New study finds your suntan is intergalactic, but only a little

12 Aug 2016

A new study has revealed that suntan you’ve been working on isn’t just coming from the sun, but also from light far away in the distant universe.

The suntan that comes from sitting on the beach all day is largely the result of your skin being hit by more than one sextillion photons from our sun every second.

While this might not be a surprise to many, a new study published in the Astrophysical Journal which analysed the photons hitting our Earth, has found that not all of our suntan is coming directly from the sun.

According to the International Centre for Radio Astronomy Research (ICRAR), its researchers determined that, of those sextillion photons, 10bn of them every second come from deep within intergalactic space.

So, while the onset of darkness might remove many of these Earth-bound photons, interstellar sources continue to hit Earth 24 hours a day, referred to by lead researcher Prof Simon Driver as ‘extra-galactic background light’.

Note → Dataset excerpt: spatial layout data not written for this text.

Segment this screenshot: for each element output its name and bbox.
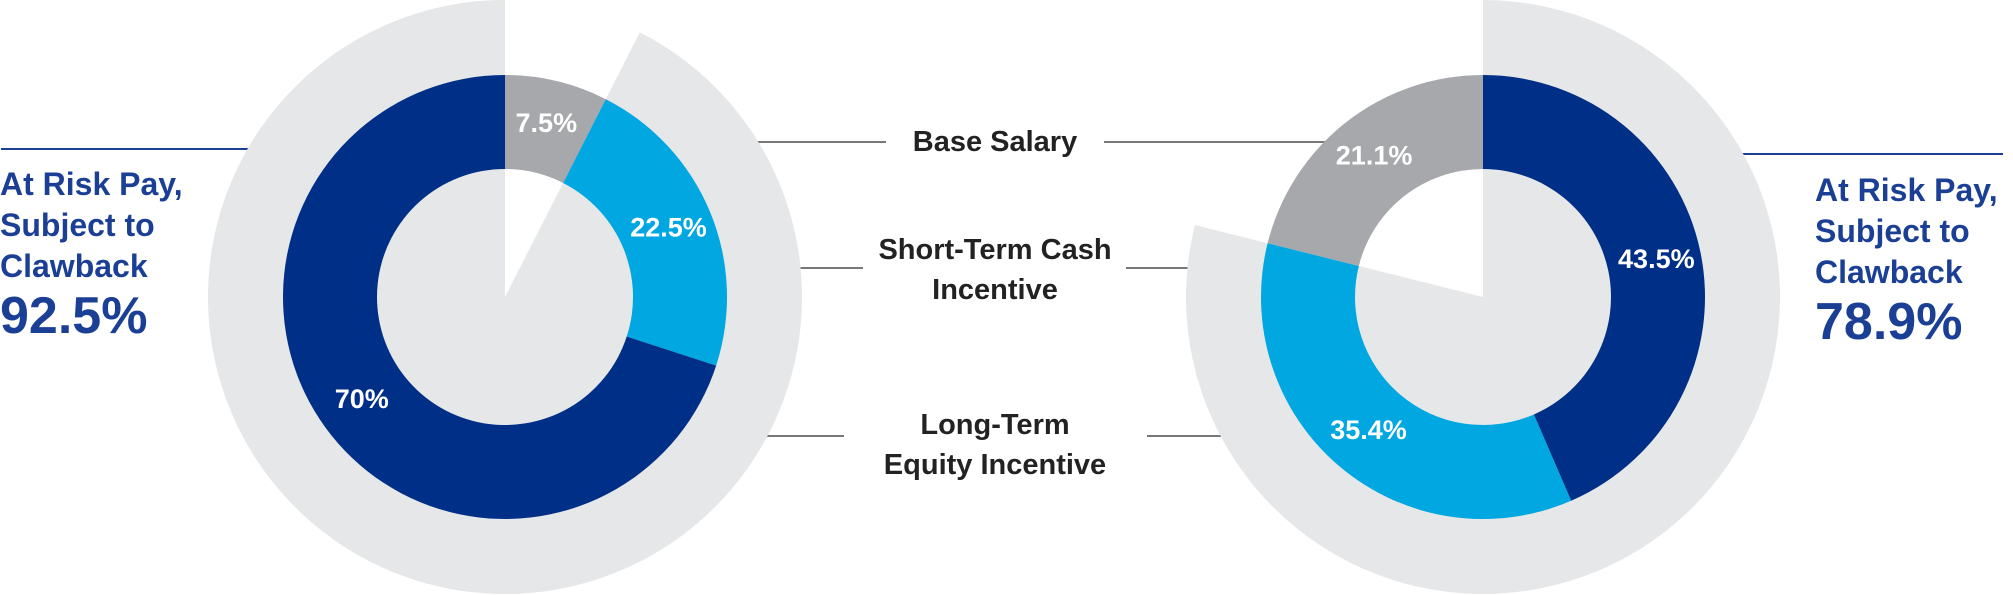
at-risk-value: 78.9% <box>1815 293 1963 351</box>
value-label: 35.4% <box>1330 415 1407 445</box>
at-risk-label: At Risk Pay, Subject to Clawback <box>1815 172 1998 290</box>
at-risk-left: At Risk Pay, Subject to Clawback 92.5% <box>0 164 200 345</box>
donut-segment <box>1483 75 1706 501</box>
donut-segment <box>1267 74 1483 266</box>
donut-segment <box>505 75 606 183</box>
donut-segment <box>563 99 727 366</box>
at-risk-value: 92.5% <box>0 287 148 345</box>
value-label: 43.5% <box>1618 244 1695 274</box>
at-risk-label: At Risk Pay, Subject to Clawback <box>0 166 183 284</box>
legend-label: Short-Term Cash Incentive <box>878 234 1112 306</box>
donut-segment <box>1261 243 1572 519</box>
legend-label: Base Salary <box>912 126 1078 158</box>
at-risk-right: At Risk Pay, Subject to Clawback 78.9% <box>1815 170 2013 351</box>
value-label: 21.1% <box>1336 141 1413 171</box>
value-label: 70% <box>335 384 389 414</box>
donut-segment <box>283 75 717 519</box>
legend-label: Long-Term Equity Incentive <box>883 409 1107 481</box>
value-label: 22.5% <box>630 212 707 242</box>
value-label: 7.5% <box>516 108 578 138</box>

“These photons are minted in the cores of stars in distant galaxies, and from matter as it spirals into supermassive black holes,” he said.

Suntan infographic

Infographic via ICRAR/Dan Hutton

Nothing to be worried about

Easing any fears of our skin being damaged by cosmic bombardment, the ICAR team has calculated that, despite these huge numbers, this extra-galactic background light only contributes 10 trillionths of a person’s suntan.

We would need to bask in it for trillions of years for it to cause any real damage to us.

The findings of this study are part of Prof Driver and his team’s efforts to better understand the evolution of the universe.

Specifically, how we went from a smooth distribution of atoms to the mass of stars and galaxies that exist today.

“The processes which shape and shuffle mass generate vast quantities of energy, dwarfed only by the vastness of space,” Prof Driver said.

“The precise physics as to how this energy is released is still not fully understood and work continues to build numerical models capable of explaining the energy that we’ve now measured.”